Ich habe Spiegel und Zeit gelesen, seit ich eine junge Journalistin war, was schon eine Weile her ist. Sie waren links-liberale Blätter, deren Integrität sich in vielen Investigativ-Recherchen, Scoops und Meinungsartikeln widerspiegelte. Für mich als Ostdeutsche, die dem Totalitarismus und der Muffigkeit der DDR durch Flucht in den Westen entkam, waren sie journalistische Leitsterne: unabhängig, intellektuell, neugierig und unbequem. Vor allem aber bereit, sich mit jeder Macht anzulegen, egal aus welcher politischen Richtung sie kam. Ich war der Meinung, dort saß ein Journalismus, wie er sein sollte: den Tatsachen und nicht der eigenen Gesinnung verpfichtet.

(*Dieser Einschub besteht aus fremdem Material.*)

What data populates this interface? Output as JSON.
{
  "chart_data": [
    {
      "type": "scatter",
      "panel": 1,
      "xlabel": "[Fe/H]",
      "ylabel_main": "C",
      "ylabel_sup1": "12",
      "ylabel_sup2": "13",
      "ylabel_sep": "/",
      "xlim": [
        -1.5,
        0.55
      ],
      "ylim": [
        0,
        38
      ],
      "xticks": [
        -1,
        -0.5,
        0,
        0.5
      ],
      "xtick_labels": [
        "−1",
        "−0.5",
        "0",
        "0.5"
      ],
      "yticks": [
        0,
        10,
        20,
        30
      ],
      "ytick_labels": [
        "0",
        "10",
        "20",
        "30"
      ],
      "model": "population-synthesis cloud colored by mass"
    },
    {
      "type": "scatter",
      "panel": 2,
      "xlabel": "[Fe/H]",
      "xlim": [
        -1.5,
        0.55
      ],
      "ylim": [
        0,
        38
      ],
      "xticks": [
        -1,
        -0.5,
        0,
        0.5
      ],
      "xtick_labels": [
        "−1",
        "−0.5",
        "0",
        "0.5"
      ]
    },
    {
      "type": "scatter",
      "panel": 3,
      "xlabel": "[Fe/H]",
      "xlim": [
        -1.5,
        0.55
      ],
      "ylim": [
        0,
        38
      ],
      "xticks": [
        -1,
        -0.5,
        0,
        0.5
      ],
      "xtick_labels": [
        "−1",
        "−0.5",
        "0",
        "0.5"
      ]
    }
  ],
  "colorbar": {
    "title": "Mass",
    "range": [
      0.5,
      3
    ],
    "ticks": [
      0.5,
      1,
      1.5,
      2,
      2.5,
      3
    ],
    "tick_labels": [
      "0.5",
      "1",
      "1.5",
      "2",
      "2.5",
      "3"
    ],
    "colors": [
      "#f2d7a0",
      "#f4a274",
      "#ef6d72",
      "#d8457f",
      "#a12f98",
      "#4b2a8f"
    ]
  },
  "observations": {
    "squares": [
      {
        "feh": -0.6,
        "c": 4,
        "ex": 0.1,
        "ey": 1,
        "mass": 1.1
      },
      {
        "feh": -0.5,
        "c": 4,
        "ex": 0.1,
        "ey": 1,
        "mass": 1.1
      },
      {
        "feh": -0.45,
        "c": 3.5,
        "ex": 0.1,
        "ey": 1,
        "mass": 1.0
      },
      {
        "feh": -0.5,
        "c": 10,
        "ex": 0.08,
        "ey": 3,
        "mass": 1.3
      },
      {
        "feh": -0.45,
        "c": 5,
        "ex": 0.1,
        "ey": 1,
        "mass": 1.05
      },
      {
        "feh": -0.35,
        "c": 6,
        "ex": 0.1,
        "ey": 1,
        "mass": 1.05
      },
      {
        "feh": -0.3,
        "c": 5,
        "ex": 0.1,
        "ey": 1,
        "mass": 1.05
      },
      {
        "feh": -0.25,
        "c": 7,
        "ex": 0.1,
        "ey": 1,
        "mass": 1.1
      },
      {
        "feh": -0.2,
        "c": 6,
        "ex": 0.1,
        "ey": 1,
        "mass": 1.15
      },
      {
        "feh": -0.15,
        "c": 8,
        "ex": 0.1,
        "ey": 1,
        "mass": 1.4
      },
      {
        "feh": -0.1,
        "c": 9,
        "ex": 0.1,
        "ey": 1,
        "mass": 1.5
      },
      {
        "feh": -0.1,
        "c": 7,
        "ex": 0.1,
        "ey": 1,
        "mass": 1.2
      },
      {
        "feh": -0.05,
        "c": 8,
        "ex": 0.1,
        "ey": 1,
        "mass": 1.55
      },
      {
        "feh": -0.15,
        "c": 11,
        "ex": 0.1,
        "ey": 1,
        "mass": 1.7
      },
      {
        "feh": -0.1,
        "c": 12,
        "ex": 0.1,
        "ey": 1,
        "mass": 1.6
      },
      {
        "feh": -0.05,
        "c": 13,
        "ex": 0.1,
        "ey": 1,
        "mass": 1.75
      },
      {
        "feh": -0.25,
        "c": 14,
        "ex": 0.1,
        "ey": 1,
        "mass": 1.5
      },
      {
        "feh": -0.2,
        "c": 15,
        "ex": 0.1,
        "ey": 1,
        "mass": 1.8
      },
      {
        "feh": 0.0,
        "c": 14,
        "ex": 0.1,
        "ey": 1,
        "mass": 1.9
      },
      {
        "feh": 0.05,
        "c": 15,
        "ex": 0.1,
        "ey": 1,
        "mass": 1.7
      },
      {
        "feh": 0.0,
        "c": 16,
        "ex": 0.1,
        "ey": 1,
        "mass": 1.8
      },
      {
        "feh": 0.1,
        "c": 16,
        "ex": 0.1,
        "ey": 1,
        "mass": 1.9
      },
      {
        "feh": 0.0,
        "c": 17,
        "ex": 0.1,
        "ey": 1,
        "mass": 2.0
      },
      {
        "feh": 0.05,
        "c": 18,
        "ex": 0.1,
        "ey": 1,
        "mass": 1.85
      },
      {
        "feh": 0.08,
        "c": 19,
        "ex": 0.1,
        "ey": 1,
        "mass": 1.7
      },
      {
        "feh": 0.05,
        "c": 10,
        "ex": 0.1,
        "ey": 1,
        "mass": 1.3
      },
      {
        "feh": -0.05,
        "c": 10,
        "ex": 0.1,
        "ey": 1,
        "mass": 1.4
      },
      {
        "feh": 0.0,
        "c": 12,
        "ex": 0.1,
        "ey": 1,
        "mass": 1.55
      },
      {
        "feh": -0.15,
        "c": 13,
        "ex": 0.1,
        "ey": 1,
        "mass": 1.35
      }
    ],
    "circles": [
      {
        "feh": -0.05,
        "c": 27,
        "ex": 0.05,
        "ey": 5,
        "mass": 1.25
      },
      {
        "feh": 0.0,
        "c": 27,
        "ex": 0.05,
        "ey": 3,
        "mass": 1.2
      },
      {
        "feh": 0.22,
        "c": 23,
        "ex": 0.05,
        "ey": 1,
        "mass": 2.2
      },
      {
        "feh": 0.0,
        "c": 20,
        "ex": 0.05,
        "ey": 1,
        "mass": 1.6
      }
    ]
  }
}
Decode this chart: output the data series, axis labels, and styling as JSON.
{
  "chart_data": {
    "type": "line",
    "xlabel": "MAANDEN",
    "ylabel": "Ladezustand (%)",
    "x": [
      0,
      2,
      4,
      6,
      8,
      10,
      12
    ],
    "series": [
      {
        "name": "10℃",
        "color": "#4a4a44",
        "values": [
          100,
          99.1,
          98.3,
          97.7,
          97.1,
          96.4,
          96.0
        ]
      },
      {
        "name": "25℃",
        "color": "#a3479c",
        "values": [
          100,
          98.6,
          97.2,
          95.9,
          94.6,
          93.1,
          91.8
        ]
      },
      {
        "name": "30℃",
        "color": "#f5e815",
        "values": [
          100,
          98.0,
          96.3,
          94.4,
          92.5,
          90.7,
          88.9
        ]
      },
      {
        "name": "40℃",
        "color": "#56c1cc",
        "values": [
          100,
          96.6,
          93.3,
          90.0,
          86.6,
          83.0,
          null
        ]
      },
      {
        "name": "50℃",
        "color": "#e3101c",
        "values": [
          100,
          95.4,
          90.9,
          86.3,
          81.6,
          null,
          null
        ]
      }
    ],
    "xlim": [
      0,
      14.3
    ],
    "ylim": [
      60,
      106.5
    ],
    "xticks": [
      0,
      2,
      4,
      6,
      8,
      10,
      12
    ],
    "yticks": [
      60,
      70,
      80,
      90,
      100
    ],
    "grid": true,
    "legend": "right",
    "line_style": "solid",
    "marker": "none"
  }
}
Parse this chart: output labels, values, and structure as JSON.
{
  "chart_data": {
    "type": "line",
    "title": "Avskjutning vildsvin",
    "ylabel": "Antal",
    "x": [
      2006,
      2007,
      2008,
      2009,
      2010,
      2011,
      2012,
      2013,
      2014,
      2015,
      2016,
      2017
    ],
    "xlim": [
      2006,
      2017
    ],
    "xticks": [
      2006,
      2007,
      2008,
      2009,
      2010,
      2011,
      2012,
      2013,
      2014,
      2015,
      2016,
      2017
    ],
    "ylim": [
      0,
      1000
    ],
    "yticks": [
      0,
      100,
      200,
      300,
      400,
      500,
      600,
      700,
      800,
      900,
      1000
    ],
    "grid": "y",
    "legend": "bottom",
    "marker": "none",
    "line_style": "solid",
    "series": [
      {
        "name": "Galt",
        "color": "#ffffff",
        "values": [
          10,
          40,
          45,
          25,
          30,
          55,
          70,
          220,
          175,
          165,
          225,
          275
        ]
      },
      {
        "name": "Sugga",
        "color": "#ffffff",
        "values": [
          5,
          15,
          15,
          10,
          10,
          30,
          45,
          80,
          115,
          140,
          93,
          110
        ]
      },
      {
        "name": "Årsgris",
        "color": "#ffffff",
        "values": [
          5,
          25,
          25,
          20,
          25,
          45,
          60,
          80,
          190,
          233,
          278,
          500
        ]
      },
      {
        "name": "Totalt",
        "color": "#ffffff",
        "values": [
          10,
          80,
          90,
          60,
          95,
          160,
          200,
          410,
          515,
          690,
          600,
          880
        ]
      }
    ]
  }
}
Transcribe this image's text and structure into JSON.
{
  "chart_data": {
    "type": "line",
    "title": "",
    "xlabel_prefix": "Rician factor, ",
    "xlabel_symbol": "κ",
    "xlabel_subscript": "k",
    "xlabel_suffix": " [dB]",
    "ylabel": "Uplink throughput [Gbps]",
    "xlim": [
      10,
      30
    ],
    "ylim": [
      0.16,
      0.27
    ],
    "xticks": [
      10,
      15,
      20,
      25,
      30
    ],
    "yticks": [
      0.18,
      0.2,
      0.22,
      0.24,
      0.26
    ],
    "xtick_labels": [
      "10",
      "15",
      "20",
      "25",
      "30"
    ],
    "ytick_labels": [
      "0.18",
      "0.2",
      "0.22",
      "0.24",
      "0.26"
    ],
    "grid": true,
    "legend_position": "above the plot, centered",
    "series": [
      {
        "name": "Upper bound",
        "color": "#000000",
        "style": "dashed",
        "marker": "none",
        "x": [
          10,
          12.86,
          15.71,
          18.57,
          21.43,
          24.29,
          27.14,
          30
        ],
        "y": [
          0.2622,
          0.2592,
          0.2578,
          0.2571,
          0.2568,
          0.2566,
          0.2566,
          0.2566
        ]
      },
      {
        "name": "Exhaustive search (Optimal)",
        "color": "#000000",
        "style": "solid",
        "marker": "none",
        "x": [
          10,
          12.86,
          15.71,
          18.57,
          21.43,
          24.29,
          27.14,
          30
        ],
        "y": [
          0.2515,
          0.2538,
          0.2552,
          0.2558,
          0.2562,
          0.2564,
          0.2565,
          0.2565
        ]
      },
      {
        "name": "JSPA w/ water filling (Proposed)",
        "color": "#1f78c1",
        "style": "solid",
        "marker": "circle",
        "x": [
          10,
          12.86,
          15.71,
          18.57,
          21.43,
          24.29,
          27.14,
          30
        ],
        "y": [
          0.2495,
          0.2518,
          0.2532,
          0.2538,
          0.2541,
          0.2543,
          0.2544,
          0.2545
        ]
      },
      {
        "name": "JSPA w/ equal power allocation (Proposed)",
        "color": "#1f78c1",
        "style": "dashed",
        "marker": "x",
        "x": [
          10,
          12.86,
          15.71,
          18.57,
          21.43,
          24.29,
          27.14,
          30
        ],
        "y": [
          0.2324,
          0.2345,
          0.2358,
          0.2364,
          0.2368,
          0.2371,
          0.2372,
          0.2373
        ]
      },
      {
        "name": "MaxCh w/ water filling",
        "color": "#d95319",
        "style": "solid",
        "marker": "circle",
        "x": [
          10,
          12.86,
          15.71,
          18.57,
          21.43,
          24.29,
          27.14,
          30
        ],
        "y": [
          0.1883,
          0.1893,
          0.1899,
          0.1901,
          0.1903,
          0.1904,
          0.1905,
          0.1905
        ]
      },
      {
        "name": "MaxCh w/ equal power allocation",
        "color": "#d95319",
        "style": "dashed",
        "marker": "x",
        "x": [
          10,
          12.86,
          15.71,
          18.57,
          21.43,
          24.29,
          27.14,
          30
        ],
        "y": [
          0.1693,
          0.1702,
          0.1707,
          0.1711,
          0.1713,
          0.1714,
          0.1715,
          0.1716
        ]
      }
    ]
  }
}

Ein Weltbild, das ohne jeden Selbstzweifel auskommt

Das hat sich geändert, schleichend. Und ich bin immer mehr aus meiner Liebe zu diesen Medien herausgefallen. Es gibt immer noch vieles, was ich gern lese, aber um politische Artikel und Kommentare mache ich seit ungefähr zehn Jahren einen Bogen. Ich bin – gerade, weil ostsozialisiert – hochgradig allergisch gegen eine Haltungsforderung, die dort immer inflationärer auftaucht und die nach meinem Befinden im Journalismus, wie ich ihn schätze, nichts zu suchen hat. Auch die fortwährende Bestätigung des eigenen links-grünen Weltbildes, das so ohne jeden Selbstzweifel auskommt, macht mich fertig. Ich selbst war lange SPD-Wähler, bis die Partei sich der Identitätspolitik verschrieb. Politisch fühle ich mich inzwischen heimatlos.